Joint twins born under blockade in Yemen nearly three weeks ago died on Saturday following an escape attempt that could save lives.
In a statement issued by the Houthi-run Saba newspaper, the Ministry of Health said the twins' deaths reflected the humanitarian situation facing Yemen's children following the war.
The difficult situation of boys and the proliferation of international media they have generated have highlighted the war policies in Yemen and their human costs.
Abdelkhaleq and Abdelkarim were born in Sanaa, a city controlled by the Houthis, in a hospital so under-equipped after years of bombing and blockades imposed by the Saudi-led coalition to allow doctors to perform an MRI.
The doctors of the twins had requested that they be evacuated to a hospital equipped to give them a vital treatment.
"They must travel immediately and they will not be able to survive in Yemen in the social, political and economic conditions of the country," said Dr. Faisal al-Balbali, head of the neonatal unit of the Algerian hospital. Thawra of Sanaa.

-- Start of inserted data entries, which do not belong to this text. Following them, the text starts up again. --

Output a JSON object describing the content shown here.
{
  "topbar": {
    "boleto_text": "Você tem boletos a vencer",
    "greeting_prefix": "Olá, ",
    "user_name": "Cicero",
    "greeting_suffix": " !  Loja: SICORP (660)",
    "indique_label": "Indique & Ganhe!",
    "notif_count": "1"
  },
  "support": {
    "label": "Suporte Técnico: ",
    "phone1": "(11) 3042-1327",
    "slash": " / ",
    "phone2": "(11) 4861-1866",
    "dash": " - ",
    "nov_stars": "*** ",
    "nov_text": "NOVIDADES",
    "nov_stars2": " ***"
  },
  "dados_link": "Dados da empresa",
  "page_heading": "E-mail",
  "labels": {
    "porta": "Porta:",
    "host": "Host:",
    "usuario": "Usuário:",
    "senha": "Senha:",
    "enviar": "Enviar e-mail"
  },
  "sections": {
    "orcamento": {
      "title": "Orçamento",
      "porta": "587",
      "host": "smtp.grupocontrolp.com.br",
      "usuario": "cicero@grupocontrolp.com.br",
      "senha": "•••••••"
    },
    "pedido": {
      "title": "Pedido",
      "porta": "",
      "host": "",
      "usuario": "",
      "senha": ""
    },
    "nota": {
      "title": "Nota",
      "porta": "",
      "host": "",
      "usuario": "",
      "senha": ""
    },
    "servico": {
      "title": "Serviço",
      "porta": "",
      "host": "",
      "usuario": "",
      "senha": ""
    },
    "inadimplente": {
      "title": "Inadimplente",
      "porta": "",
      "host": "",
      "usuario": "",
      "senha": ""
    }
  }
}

But Yemen's airspace is controlled by the Saudi coalition and, as a result of Houthi missile attacks on Saudi Arabia, no civilian flights have taken off from Sanaa since 2015. The only flights allowed at the entrance and at the exit are those operated by the UN.
Despite the offers of a Saudi organization, the King Salman Center for Relief and Humanitarian Assistance, to provide the necessary medical care, no way to get around the blockade has been found.
For nearly four years of war, Yemen has seen the country on the verge of starvation and its infrastructure destroyed, while Iranian-backed Houthi rebels fight the Saudi-led coalition that is targeting the country. to restore the government of Abd-Rabbu Mansour Hadi, ousted by the Houthis in 2014.
UN-led peace talks resumed in December 2018, aimed at implementing a ceasefire and military withdrawal in the Red Sea port city of Hodeidah, and reopening the border. Sana'a Airport.